Difference in the Silicon detector energy resolution between experiment and simulation

Hi, I was simulating the alpha spectrum given by a silicon (PIPS) detector in Geant4. In the experiment the alpha source was placed about 4 cm distance and the spectrum was obtained. Its an ORTEC made TB-20-100-2000 detector which means the manufacturer given thickness is 2000 micrometer = 2mm and active area =100 mm^2. I have simulated the same detector in GEANT4 with the source detector distance as used in the experiment. But the obtained spectrum alpha peak has FWHM far lower than the one obtained experimentally. I have varied various geometrical parameters like the source distance separation, effective area of the detector as the bias voltage may affect it and the Boron dead layer thickness. But these variations also cannot account the large difference between theory and simulation. I am attaching the experimental spectrum along with the one that I simulated using GEANT4.
241Amrawdata.txt (7.6 KB)
2mm_24_12_241_107_4_5_normalised.txt (5.7 KB)
The file ‘241Amrawdata.txt’ contains the raw experimental data which is not normalised and the second file ‘2mm_24_12_241_107_4_5_normalised.txt’ contains the simulated data with the data normalised on the maximum height. The difference in the FWHM of the peak is evident. I am attaching the source macro and detector construction.cc files here for the reference.
Also the experimental and theoretical spectra are like this
experimental
simulation

B4DetectorConstruction.cc (9.1 KB)
run1.txt (502 Bytes)
I have used the /grdm/nucleusLimits 240 250 94 96 command in run macro to take out the spontaneous fission events from the spectrum.

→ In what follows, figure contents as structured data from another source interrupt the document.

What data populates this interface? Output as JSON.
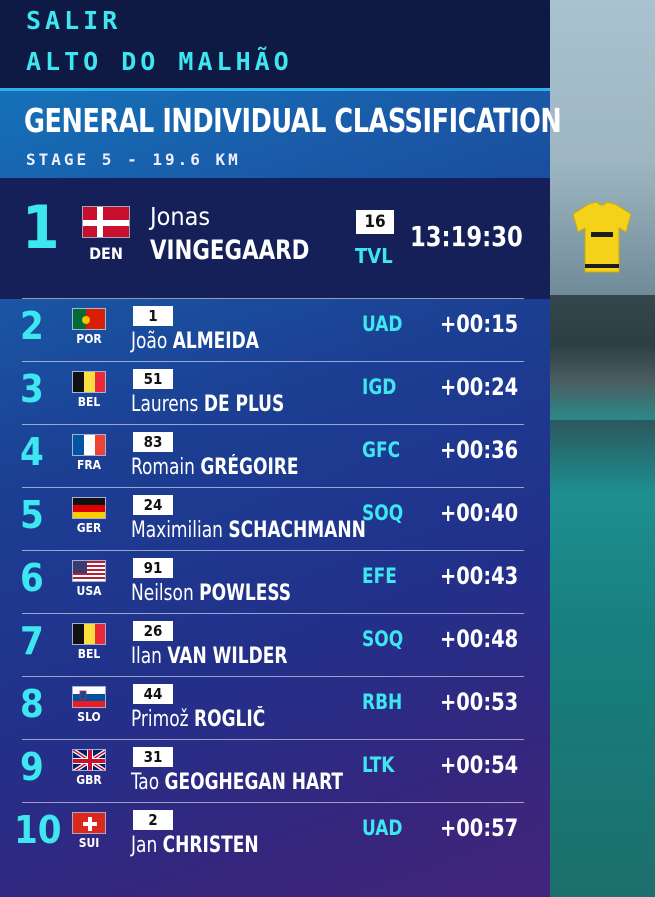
{
  "header": {
    "location_1": "SALIR",
    "location_2": "ALTO DO MALHÃO",
    "title": "GENERAL INDIVIDUAL CLASSIFICATION",
    "subtitle": "STAGE 5 - 19.6 KM"
  },
  "leader": {
    "rank": "1",
    "nationality": "DEN",
    "first_name": "Jonas",
    "last_name": "VINGEGAARD",
    "bib": "16",
    "team": "TVL",
    "time": "13:19:30"
  },
  "rows": [
    {
      "rank": "2",
      "nationality": "POR",
      "bib": "1",
      "first_name": "João",
      "last_name": "ALMEIDA",
      "team": "UAD",
      "gap": "+00:15"
    },
    {
      "rank": "3",
      "nationality": "BEL",
      "bib": "51",
      "first_name": "Laurens",
      "last_name": "DE PLUS",
      "team": "IGD",
      "gap": "+00:24"
    },
    {
      "rank": "4",
      "nationality": "FRA",
      "bib": "83",
      "first_name": "Romain",
      "last_name": "GRÉGOIRE",
      "team": "GFC",
      "gap": "+00:36"
    },
    {
      "rank": "5",
      "nationality": "GER",
      "bib": "24",
      "first_name": "Maximilian",
      "last_name": "SCHACHMANN",
      "team": "SOQ",
      "gap": "+00:40"
    },
    {
      "rank": "6",
      "nationality": "USA",
      "bib": "91",
      "first_name": "Neilson",
      "last_name": "POWLESS",
      "team": "EFE",
      "gap": "+00:43"
    },
    {
      "rank": "7",
      "nationality": "BEL",
      "bib": "26",
      "first_name": "Ilan",
      "last_name": "VAN WILDER",
      "team": "SOQ",
      "gap": "+00:48"
    },
    {
      "rank": "8",
      "nationality": "SLO",
      "bib": "44",
      "first_name": "Primož",
      "last_name": "ROGLIČ",
      "team": "RBH",
      "gap": "+00:53"
    },
    {
      "rank": "9",
      "nationality": "GBR",
      "bib": "31",
      "first_name": "Tao",
      "last_name": "GEOGHEGAN HART",
      "team": "LTK",
      "gap": "+00:54"
    },
    {
      "rank": "10",
      "nationality": "SUI",
      "bib": "2",
      "first_name": "Jan",
      "last_name": "CHRISTEN",
      "team": "UAD",
      "gap": "+00:57"
    }
  ],
  "colors": {
    "accent": "#3ee6f0",
    "header_bg": "#0f1a44",
    "leader_bg": "#142057",
    "jersey": "#f4d21a"
  },
  "icons": {
    "leader_jersey": "yellow-jersey-icon"
  }
}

What is your initial alpha spectrum? Did you include all layers of the source?

My guess is that you do not collimate alphas, so energy loss is relatively arbitrary in the passive layers. Thus, the losses are the culprit making the spread in the spectrum. The thickness of the silicon should not matter as alphas are absorbed in the first tens of microns, unlike the dead layer thickness, which also may be somewhat uneven for a 2000 um detector taking away some unknown energy.

which version of Geant4 did you use? I suggest to use Geant4 11.01.

cheers
Susanna

Hi, thanks a lot for the response and your valuable time. I was digging on the problem and finally found few facts. As you mentioned there are layers in source and I had included that in my simulation. There was a thin layer of mylar in the source geometry and that is accounted in the simulation. Also about the detector geometry, I have simulated SSB detector which has a very thin layer of gold evaporated in the entrance window (few nanometers of thickness). To account that I have included a very thin layer of gold with the corresponding thickness in my simulation. Even after all these efforts, the Geant4 simulated spectrum has way lower spread when compared to the experimental spectrum. I tried to simulate my own Am 241 instead of the one from the GPS. Then the absorption peak at 5.486 MeV was becoming something like a delta function.
I am not sure why I cannot get the expected spread in the simulation even after I tried to mimic everything from the experiment as realistic as in the simulation. Then I found out this paper

and this explains about the method of gaussian smearing the theoretically obtained peaks using different resolution functions such as crystal ball function and all. So I have decided to do the same with my simulation also. I guess that the resolution of the detector response function is a complicated mix of many parameters such as electron hole pair statistics, straggling losses in dead layers and more importantly the electronic noises implemented etc. Considering these as statistically independent processes, we need to take the convolution of these functions as the resolution of the detector response function. There are different functions already in use I guess like the gaussian with the exponential and lorentzian tails, crystal ball function etc. In my case I could get a best fit with my detector response as the convolution of Gaussian with a lorentzian tail. I just explained this as it can be helpful for someone who is trying the same.

Yes. Thanks a lot for the response. I have tried with the different version of G4 and the result is the same.